After the silence that had followed the young woman’s announcement the table had broken out into an even more furious uproar at the mention of pudding and, especially, presents. And there was movement everywhere. Small figures came darting out of the woods about the square, their naked tails looped up over their arms like waiter’s napkins and their sharp little noses twitching. The mice! All dressed up in green and red, pointed hats and pointed shoes, for all the world like grotto elves in a store toy department. They were clearing the tables, I realised, nipping in and out between the screaming, antic children, flashing and tinkling as they snatched up plates and glasses and cutlery.
And then someone brushed past me, another mouse elf, coming in the other direction carrying a stack of bowls. Now another one with spoons, and now one with little pots of brandy butter. I looked behind me to see where they were coming from and glimpsed, through the trees, the bright light of an open doorway, with mice streaming out of it, carrying clean crockery to the tables.
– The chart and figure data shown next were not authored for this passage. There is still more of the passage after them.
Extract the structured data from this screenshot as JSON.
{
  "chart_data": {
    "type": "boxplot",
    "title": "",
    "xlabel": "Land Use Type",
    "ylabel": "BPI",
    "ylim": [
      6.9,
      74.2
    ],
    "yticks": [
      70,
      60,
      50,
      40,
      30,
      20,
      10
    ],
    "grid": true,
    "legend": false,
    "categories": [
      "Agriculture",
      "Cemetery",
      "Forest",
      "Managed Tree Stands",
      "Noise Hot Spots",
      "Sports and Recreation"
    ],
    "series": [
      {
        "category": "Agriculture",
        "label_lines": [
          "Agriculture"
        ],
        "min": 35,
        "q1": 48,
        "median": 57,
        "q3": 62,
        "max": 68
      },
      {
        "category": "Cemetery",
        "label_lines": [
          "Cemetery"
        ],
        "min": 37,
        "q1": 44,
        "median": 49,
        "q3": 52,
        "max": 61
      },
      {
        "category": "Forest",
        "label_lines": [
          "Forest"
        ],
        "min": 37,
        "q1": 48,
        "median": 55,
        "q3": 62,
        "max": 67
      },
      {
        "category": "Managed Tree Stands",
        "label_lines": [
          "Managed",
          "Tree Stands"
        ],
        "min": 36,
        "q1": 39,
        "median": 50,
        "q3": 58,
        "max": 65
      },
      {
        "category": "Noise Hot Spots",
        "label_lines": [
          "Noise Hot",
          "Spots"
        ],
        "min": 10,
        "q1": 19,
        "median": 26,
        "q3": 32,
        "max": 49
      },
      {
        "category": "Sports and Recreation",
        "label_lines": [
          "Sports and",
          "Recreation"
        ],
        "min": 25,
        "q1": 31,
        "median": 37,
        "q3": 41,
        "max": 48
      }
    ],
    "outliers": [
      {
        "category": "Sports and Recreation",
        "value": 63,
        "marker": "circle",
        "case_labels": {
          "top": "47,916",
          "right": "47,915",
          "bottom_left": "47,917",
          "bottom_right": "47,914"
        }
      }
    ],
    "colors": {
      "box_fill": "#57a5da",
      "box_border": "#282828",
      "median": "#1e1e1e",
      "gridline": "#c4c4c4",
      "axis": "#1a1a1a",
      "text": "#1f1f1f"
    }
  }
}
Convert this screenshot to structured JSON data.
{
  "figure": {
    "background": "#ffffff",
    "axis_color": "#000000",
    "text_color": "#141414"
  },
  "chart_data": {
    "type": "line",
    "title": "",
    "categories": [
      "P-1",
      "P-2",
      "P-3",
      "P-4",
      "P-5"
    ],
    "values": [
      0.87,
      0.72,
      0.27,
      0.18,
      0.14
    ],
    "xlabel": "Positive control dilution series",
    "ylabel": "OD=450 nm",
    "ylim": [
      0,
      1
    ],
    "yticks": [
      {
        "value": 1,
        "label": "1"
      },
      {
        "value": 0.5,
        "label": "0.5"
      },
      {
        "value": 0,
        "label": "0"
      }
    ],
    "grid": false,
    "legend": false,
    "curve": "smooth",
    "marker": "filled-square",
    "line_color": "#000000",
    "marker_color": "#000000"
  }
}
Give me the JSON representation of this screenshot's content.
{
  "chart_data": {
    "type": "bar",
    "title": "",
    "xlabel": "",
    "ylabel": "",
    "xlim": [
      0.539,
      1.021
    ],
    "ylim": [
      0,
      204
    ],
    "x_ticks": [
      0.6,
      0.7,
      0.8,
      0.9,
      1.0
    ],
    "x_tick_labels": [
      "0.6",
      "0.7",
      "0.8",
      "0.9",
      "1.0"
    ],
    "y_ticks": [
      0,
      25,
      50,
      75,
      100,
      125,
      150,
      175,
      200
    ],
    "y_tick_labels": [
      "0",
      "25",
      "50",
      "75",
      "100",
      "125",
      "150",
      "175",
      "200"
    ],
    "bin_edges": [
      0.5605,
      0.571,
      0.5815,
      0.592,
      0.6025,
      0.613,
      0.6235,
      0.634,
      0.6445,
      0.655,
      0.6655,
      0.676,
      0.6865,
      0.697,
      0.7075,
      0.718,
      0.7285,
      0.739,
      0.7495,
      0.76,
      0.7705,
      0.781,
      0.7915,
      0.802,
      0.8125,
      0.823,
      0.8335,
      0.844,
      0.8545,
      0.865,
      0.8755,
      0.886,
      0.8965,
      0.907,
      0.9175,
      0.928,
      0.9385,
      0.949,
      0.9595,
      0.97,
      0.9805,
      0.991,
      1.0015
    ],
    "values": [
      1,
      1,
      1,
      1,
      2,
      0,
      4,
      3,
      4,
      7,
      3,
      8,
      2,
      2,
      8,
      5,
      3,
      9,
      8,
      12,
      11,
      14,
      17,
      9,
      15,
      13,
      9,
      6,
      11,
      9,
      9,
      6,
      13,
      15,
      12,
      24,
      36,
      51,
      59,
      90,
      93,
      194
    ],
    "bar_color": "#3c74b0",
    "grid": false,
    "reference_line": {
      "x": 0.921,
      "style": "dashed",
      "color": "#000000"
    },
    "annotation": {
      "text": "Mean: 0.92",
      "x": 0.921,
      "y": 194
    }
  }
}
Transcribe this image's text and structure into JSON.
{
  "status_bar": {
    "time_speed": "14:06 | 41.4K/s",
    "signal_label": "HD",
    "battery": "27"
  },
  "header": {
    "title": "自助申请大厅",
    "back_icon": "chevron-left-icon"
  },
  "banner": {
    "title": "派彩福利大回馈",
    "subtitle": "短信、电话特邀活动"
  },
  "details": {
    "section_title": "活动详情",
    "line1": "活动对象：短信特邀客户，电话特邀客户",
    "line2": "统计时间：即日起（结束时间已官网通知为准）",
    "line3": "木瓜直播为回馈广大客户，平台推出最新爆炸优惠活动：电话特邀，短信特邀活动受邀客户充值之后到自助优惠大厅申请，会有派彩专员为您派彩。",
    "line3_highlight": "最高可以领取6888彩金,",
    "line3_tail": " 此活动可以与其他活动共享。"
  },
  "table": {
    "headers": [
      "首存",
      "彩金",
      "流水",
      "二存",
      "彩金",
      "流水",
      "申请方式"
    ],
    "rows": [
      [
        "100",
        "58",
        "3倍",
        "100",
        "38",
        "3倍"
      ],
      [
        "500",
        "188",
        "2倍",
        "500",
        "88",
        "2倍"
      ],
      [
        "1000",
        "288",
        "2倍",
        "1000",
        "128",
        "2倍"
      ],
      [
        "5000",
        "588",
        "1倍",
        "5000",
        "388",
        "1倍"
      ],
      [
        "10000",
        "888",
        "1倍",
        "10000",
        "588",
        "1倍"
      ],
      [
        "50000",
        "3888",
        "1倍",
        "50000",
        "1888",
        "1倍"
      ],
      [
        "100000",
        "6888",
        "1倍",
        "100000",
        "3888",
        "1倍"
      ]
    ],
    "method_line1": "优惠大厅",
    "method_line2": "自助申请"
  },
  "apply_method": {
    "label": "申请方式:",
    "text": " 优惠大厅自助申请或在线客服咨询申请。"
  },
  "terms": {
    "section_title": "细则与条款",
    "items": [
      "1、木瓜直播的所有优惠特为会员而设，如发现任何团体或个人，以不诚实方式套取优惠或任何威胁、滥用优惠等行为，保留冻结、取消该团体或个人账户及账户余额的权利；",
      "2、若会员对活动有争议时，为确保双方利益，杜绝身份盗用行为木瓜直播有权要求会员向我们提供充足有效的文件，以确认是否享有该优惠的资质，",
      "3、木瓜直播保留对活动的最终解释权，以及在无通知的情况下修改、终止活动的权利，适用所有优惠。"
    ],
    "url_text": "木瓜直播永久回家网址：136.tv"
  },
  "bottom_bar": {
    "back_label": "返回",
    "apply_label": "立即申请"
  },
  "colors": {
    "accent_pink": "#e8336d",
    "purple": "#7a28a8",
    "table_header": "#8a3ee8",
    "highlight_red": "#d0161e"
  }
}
Then one of the mice carrying the dirty plates came pushing past in the other direction and I followed it. I had an idea.
Inside the door was a huge scullery, full of mice scurrying to and fro, between the big sinks on one side, heaped with gleaming bubbles, and the drying racks on the other, where they were grabbing arm fulls of bowls almost as soon as they were put back there clean. And in the middle of the room, the centre of an eddy of nervous hands, a small group of mice staggered this way and that under the weight of a great gold platter on which balanced a massive Christmas pudding.
This way they staggered, and the plate tipped and the pudding began to roll and more hands shot out to steady it and so that way they lurched and the pudding tipped again and a great gasp went up as more mice dashed to grab it and…
“Need a hand?” I said, reaching in.
Which was when I discovered that the platter was indeed big and the pudding was indeed heavy and no wonder the mice had been struggling with it, but what better way was there to get myself into the middle of this party in time for presents that bringing in the pudding? So I hoisted it as high as I could and took and unsteady step forward, an agitated gaggle of mice bunching around me and getting underfoot as I staggered to the door and stumbled forward into the forest.
Which was when the pudding opened his black shiny currants of eyes and, in a voice sozzled with brandy, said;
“Ooh, this is a fun ride! Where are we going?”